Gerard Joling vindt eigen programma vreselijk

Gerard Joling vindt het programma ‘Joling & Gordon over de vloer’ vreselijk om te doen. “Het ligt helemaal aan mezelf. Ik vind het een drama om op te nemen.”

Gerard Joling vindt het programma ‘Joling & Gordon over de vloer’ vreselijk om te maken. Dat zegt de zanger zaterdag in TV Weekeinde. “De mensen die ons ontvangen zijn schatten, de cameraploeg is top, de productie is geweldig, het ligt helemaal aan mezelf”, vertelt hij. “Ik vind het programma een drama om op te nemen.”

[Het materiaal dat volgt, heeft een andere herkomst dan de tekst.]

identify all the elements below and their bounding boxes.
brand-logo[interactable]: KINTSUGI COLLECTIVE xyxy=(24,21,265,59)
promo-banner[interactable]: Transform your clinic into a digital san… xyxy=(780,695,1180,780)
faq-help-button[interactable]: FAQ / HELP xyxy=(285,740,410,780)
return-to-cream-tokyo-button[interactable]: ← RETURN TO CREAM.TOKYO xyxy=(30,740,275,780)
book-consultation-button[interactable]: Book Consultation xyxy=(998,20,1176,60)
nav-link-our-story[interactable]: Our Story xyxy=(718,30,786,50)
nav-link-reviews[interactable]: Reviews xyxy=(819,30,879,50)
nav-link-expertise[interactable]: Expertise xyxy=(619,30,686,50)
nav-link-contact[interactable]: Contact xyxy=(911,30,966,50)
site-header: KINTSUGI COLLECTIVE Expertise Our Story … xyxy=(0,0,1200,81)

Gerard en Gordon moeten voor de realityshow iedere week een paar dagen meedraaien in een gezin, bedrijf of vereniging. Ze gingen in de eerste twee seizoenen onder meer langs bij een varkensboer, werkten op een cruiseschip en in een seksclub. De derde reeks van de Talpa-serie wordt momenteel opgenomen. Tijdens de opnamen onstond onenigheid tussen de polderdiva’s omdat Joling niet op kwam dagen bij een draaidag. Inmiddels zijn de opnamen hervat.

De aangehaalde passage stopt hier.